Voices from 2000 years ago

But how do we know how to speak Latin like the Romans? Contrary to popular belief, it is possible to discover what Latin may have sounded like during the Classical period (around 1st century BC to 2nd century AD), thanks to what is known as ‘Restored classical pronunciation’. From the grammarians who left behind notes on the “correct” way to pronounce words, such as in the Appendix Probi (which provided a list of common errors and ways to rectify them, showing us both the colloquial and upper class sociolects), to transcriptions of Latin into other languages such as Greek, linguists have been able to reconstruct a fairly reliable pronunciation guide to Latin, which could be a powerful tool for teaching the language.

The result is a language which sounds much closer to Italian or Spanish than its traditional English pronunciation would suggest – for example, grammarian Terentianus writes, describing how to pronounce the letter r: 

R shakes out a dry sound with rapid blows.


A later poet, Persius, confirms this, attesting that the sound is akin to dog’s snarl – this tells us that the Latin ‘r’ likely resembled the trilled-tongue tip sound used in romance languages today. Restored classical pronunciation is not without its issues, as it largely provides us with an impression of what Latin spoken by elite Romans would have sounded like and is inherently prescriptivist in its background – but it is certainly a step forward in efforts to bridge the gap between past and present.

Exercises such as trying conversational phrases and reading poetry aloud could bring learners so much closer to those people who spoke the language thousands of years ago. Learning the ancient pronunciation has practical advantages, too – studying metre in poetry (the basic rhythmic structure of a verse or lines in verse) is made infinitely easier when vowel quantities and other aspects of pronunciation are properly observed. Additionally, free prose composition – in other words, creative writing in Latin – is also being advocated as a means of improving fluency and engagement with the language. Hunt even describes how students of his class translated Taylor’s Swift’s ‘Bad Blood’ into Latin as an exercise.  In other words, it is evident that there are many ways to make Latin engaging for a range of audiences.

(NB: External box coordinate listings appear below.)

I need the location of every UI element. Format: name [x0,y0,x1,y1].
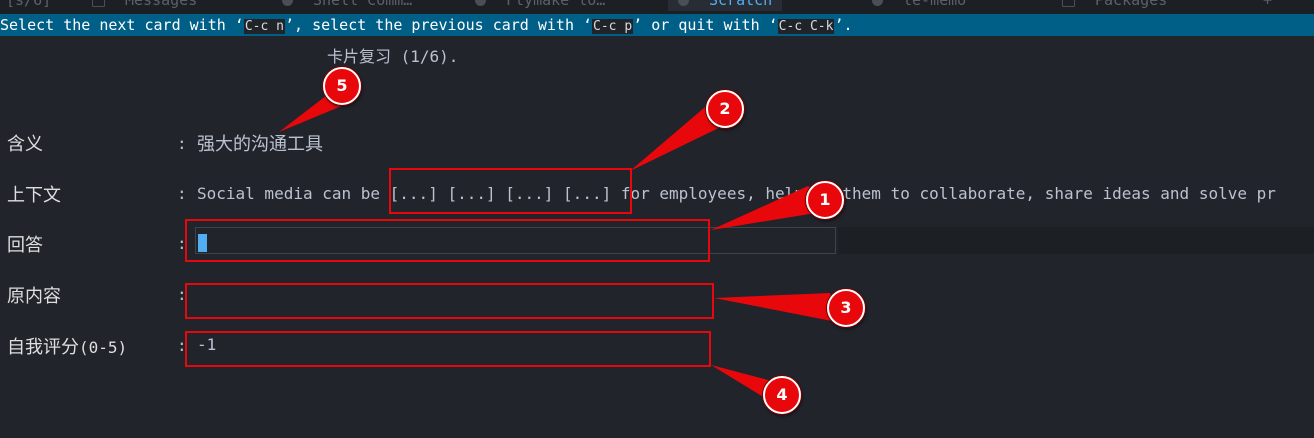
tab-bar: [s/6] Messages Shell Comm… Flymake lo… S… [0,0,1314,14]
scratch-icon [678,0,689,6]
annotation-box-original [185,283,714,319]
tab-scratch[interactable]: Scratch [668,0,783,11]
meaning-value: 强大的沟通工具 [197,134,323,155]
package-icon [1062,0,1075,7]
tab-shell-command[interactable]: Shell Comm… [282,0,412,11]
new-tab-button[interactable]: + [1263,0,1272,9]
annotation-badge-5: 5 [323,67,361,105]
echo-area-message: Select the next card with ‘C-c n’, selec… [0,14,1314,36]
context-label: 上下文 [7,185,61,206]
context-sentence: Social media can be [...] [...] [...] [.… [197,184,1276,203]
annotation-badge-1: 1 [806,181,844,219]
annotation-badge-4: 4 [763,376,801,414]
card-review-title: 卡片复习 (1/6). [327,47,459,66]
answer-input-overflow [838,227,1314,254]
annotation-box-cloze [389,168,632,214]
answer-label: 回答 [7,235,43,256]
tab-packages[interactable]: Packages [1062,0,1167,11]
annotation-badge-3: 3 [827,289,865,327]
document-icon [92,0,105,7]
key-previous-card: C-c p [592,19,634,34]
original-content-label: 原内容 [7,286,61,307]
log-icon [475,0,486,6]
plus-icon: + [1262,0,1272,9]
self-score-label: 自我评分(0-5) [7,337,128,358]
annotation-box-score [185,331,711,367]
key-quit: C-c C-k [777,19,835,34]
tab-workspace[interactable]: [s/6] [6,0,51,11]
tab-flymake-log[interactable]: Flymake lo… [475,0,605,11]
pointer-3 [714,293,837,322]
tab-le-memo[interactable]: le-memo [872,0,966,11]
tab-messages[interactable]: Messages [92,0,197,11]
key-next-card: C-c n [243,19,285,34]
annotation-badge-2: 2 [706,90,744,128]
memo-icon [872,0,883,6]
meaning-colon: : [177,134,187,153]
shell-icon [282,0,293,6]
meaning-label: 含义 [7,134,43,155]
context-colon: : [177,184,187,203]
annotation-box-answer [185,219,710,262]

Giving old methods a facelift 

Old-fashioned  methods of teaching Latin do, of course, have their advantages. As a current student of German and Classics at Oxford  at Oxford, I have been learning Latin since my first term, and have certainly benefited from the disciplinary approach modelled on earlier 1950s methods, which champions in-depth and detailed study of grammar and translation. It enables students to have a forensic knowledge of grammar which is imperative when it comes to understanding complex ancient texts, such as Cicero and Vergil. However, such methods could hinder the uptake of Latin both in schools and at university level, largely because they do not necessarily encourage enjoyment of learning this ancient language – and enjoyment, of course, is key for motivation.  

The future of Latin

It is difficult to predict what the uptake of Latin in schools and universities in the UK will look like in the decades to come. However, thanks to the valuable work of charities such as Classics for All and the Classics Association, more and more state primary and secondary schools are adding Latin and other classical subjects to their curriculum, meaning that a greater number of pupils have access to this vibrant and exciting language. I was lucky enough to study Latin as an extracurricular subject in secondary school thanks to Classics for All, which opened up my enthusiasm for the language.


If  we want to promote the learning of Latin in a way that is uplifting and accessible for all, we need to re-examine the way it is taught and the way it is thought about, so that many can enjoy it for generations to come.